Kimberly Schaye's essay on struggling to conceive, "Watching for Rhinos," is now live over at
The Fertile Source. Here she talks a little more about infertility, heartbreak, and the ironies of conception.
1) For women who don't want children, or who have never had a problem conceiving, it can be difficult to understand the pain and heartbreak associated with infertility. Can you talk a little bit about it?
I think the heartbreak comes from the fact that you go into it with so much hope. At first it doesn’t even occur to you that something thousands of women do every day – give birth – might not be an option for you. When it starts to dawn on you that something might be wrong, it’s scary. When the cause of my problem couldn’t be pin-pointed right away, I felt scared, sad and confused -- and I had no idea how or when it would end.
2) How long did you struggle with infertility? What helped you cope with it and what would you have done if you hadn't been successful in conceiving a child?
My husband and I tried for a year without medical help and then a year going through all the treatments. It’s so important to find professionals whom you trust on a gut level. I was lucky to find people like that. Connecting with other women in the same situation is also crucial. And, you have to find a way not to live and breathe it every minute of every day, but that is so hard.

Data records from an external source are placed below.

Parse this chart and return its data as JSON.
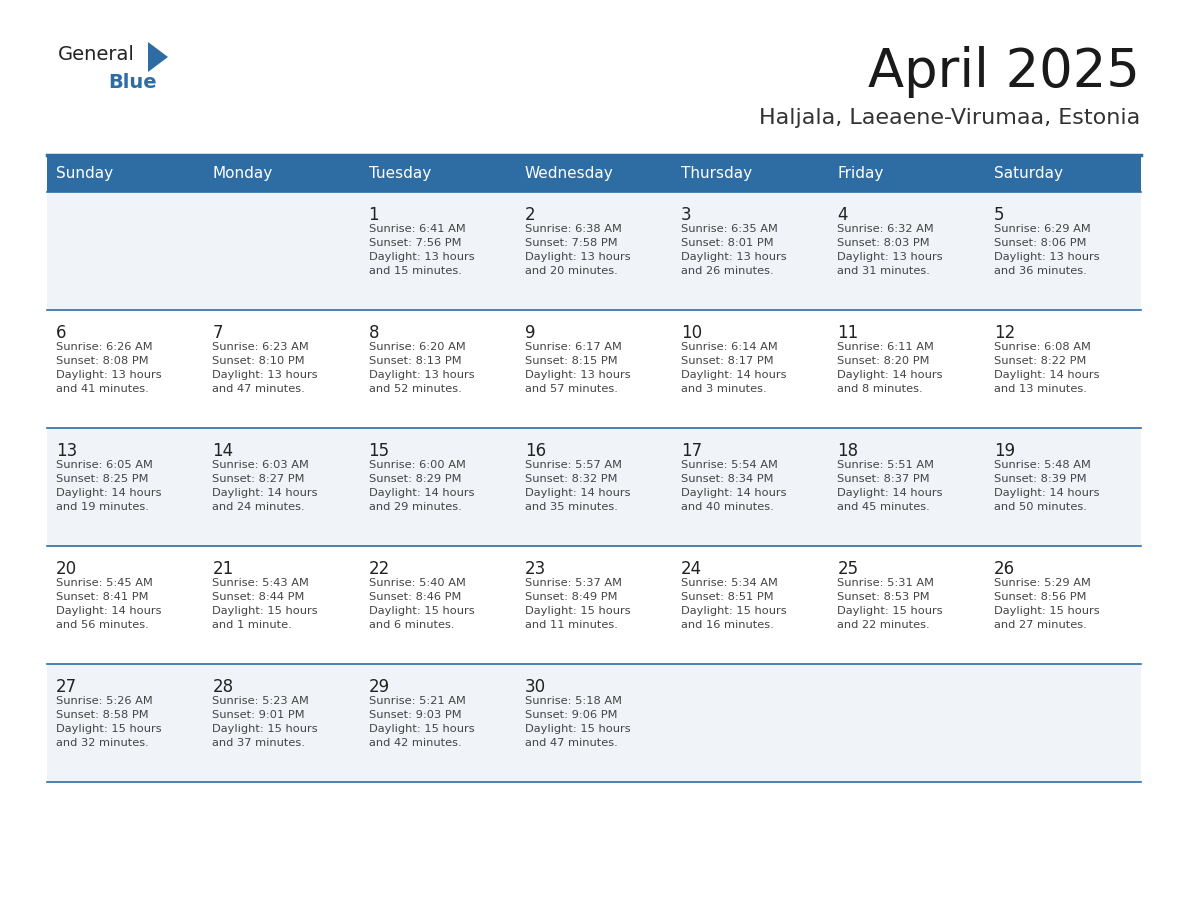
{
  "title": "April 2025",
  "subtitle": "Haljala, Laeaene-Virumaa, Estonia",
  "header_color": "#2E6DA4",
  "header_text_color": "#FFFFFF",
  "cell_bg_even": "#F0F4F8",
  "cell_bg_odd": "#FFFFFF",
  "text_color": "#333333",
  "day_num_color": "#222222",
  "days_of_week": [
    "Sunday",
    "Monday",
    "Tuesday",
    "Wednesday",
    "Thursday",
    "Friday",
    "Saturday"
  ],
  "weeks": [
    [
      {
        "day": "",
        "info": ""
      },
      {
        "day": "",
        "info": ""
      },
      {
        "day": "1",
        "info": "Sunrise: 6:41 AM\nSunset: 7:56 PM\nDaylight: 13 hours\nand 15 minutes."
      },
      {
        "day": "2",
        "info": "Sunrise: 6:38 AM\nSunset: 7:58 PM\nDaylight: 13 hours\nand 20 minutes."
      },
      {
        "day": "3",
        "info": "Sunrise: 6:35 AM\nSunset: 8:01 PM\nDaylight: 13 hours\nand 26 minutes."
      },
      {
        "day": "4",
        "info": "Sunrise: 6:32 AM\nSunset: 8:03 PM\nDaylight: 13 hours\nand 31 minutes."
      },
      {
        "day": "5",
        "info": "Sunrise: 6:29 AM\nSunset: 8:06 PM\nDaylight: 13 hours\nand 36 minutes."
      }
    ],
    [
      {
        "day": "6",
        "info": "Sunrise: 6:26 AM\nSunset: 8:08 PM\nDaylight: 13 hours\nand 41 minutes."
      },
      {
        "day": "7",
        "info": "Sunrise: 6:23 AM\nSunset: 8:10 PM\nDaylight: 13 hours\nand 47 minutes."
      },
      {
        "day": "8",
        "info": "Sunrise: 6:20 AM\nSunset: 8:13 PM\nDaylight: 13 hours\nand 52 minutes."
      },
      {
        "day": "9",
        "info": "Sunrise: 6:17 AM\nSunset: 8:15 PM\nDaylight: 13 hours\nand 57 minutes."
      },
      {
        "day": "10",
        "info": "Sunrise: 6:14 AM\nSunset: 8:17 PM\nDaylight: 14 hours\nand 3 minutes."
      },
      {
        "day": "11",
        "info": "Sunrise: 6:11 AM\nSunset: 8:20 PM\nDaylight: 14 hours\nand 8 minutes."
      },
      {
        "day": "12",
        "info": "Sunrise: 6:08 AM\nSunset: 8:22 PM\nDaylight: 14 hours\nand 13 minutes."
      }
    ],
    [
      {
        "day": "13",
        "info": "Sunrise: 6:05 AM\nSunset: 8:25 PM\nDaylight: 14 hours\nand 19 minutes."
      },
      {
        "day": "14",
        "info": "Sunrise: 6:03 AM\nSunset: 8:27 PM\nDaylight: 14 hours\nand 24 minutes."
      },
      {
        "day": "15",
        "info": "Sunrise: 6:00 AM\nSunset: 8:29 PM\nDaylight: 14 hours\nand 29 minutes."
      },
      {
        "day": "16",
        "info": "Sunrise: 5:57 AM\nSunset: 8:32 PM\nDaylight: 14 hours\nand 35 minutes."
      },
      {
        "day": "17",
        "info": "Sunrise: 5:54 AM\nSunset: 8:34 PM\nDaylight: 14 hours\nand 40 minutes."
      },
      {
        "day": "18",
        "info": "Sunrise: 5:51 AM\nSunset: 8:37 PM\nDaylight: 14 hours\nand 45 minutes."
      },
      {
        "day": "19",
        "info": "Sunrise: 5:48 AM\nSunset: 8:39 PM\nDaylight: 14 hours\nand 50 minutes."
      }
    ],
    [
      {
        "day": "20",
        "info": "Sunrise: 5:45 AM\nSunset: 8:41 PM\nDaylight: 14 hours\nand 56 minutes."
      },
      {
        "day": "21",
        "info": "Sunrise: 5:43 AM\nSunset: 8:44 PM\nDaylight: 15 hours\nand 1 minute."
      },
      {
        "day": "22",
        "info": "Sunrise: 5:40 AM\nSunset: 8:46 PM\nDaylight: 15 hours\nand 6 minutes."
      },
      {
        "day": "23",
        "info": "Sunrise: 5:37 AM\nSunset: 8:49 PM\nDaylight: 15 hours\nand 11 minutes."
      },
      {
        "day": "24",
        "info": "Sunrise: 5:34 AM\nSunset: 8:51 PM\nDaylight: 15 hours\nand 16 minutes."
      },
      {
        "day": "25",
        "info": "Sunrise: 5:31 AM\nSunset: 8:53 PM\nDaylight: 15 hours\nand 22 minutes."
      },
      {
        "day": "26",
        "info": "Sunrise: 5:29 AM\nSunset: 8:56 PM\nDaylight: 15 hours\nand 27 minutes."
      }
    ],
    [
      {
        "day": "27",
        "info": "Sunrise: 5:26 AM\nSunset: 8:58 PM\nDaylight: 15 hours\nand 32 minutes."
      },
      {
        "day": "28",
        "info": "Sunrise: 5:23 AM\nSunset: 9:01 PM\nDaylight: 15 hours\nand 37 minutes."
      },
      {
        "day": "29",
        "info": "Sunrise: 5:21 AM\nSunset: 9:03 PM\nDaylight: 15 hours\nand 42 minutes."
      },
      {
        "day": "30",
        "info": "Sunrise: 5:18 AM\nSunset: 9:06 PM\nDaylight: 15 hours\nand 47 minutes."
      },
      {
        "day": "",
        "info": ""
      },
      {
        "day": "",
        "info": ""
      },
      {
        "day": "",
        "info": ""
      }
    ]
  ]
}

I’d like to believe that had I not been able to bear children, I would have eventually chosen to adopt and stayed the course with another long, emotional and uncertain process. But truthfully, there’s no way to know. I think I would have had a lot to work through before moving forward.
3) What led you to write about your experience?
In 2003 I wrote a memoir with my husband about leaving New York City to start a farm in a rural part of New York State. In an early draft, I mentioned that we wanted to have children but weren’t having any luck conceiving. My editor wanted me to go a little deeper into the subject. I was reluctant at first, I think because so much of the book is very funny and I didn’t want to introduce a topic that could bring down the mood. But she correctly saw that the book wasn’t just a humorous account of two urbanites trying to farm, but also an introspective account of making positive life changes. Viewed in that context, it made sense to describe our fertility quest. Also, during this time our daughter Samantha started to become a very verbal toddler and I would write down things she said that I found particularly amusing. One day I was re-reading that little notebook of baby witticisms and when I got to the rhinoceros comment, this piece just sort of poured out.
4) Have you found any literary works (novels, short stories, poems) that deal with infertility that you could recommend?
I am a memoir junkie, so the first book that pops into my head is Ruth Reichl’s Comfort Me with Apples. She really captures the hope, pain and even humiliation that can be part of being a fertility patient. At one point she describes sitting in a clinic full of women who are all being kept waiting past their crack-of-dawn appointment times. “By nine A.M. the air in the waiting room had become a thick cloud of rage,” she writes. And it’s true -- there are things that could make you just want to scream! Then there are things that make you laugh with disbelief. Like enduring all these drugs and procedures and then getting pregnant by accident. It happened to Reichl and it happened to me – when my first baby was only seven months old.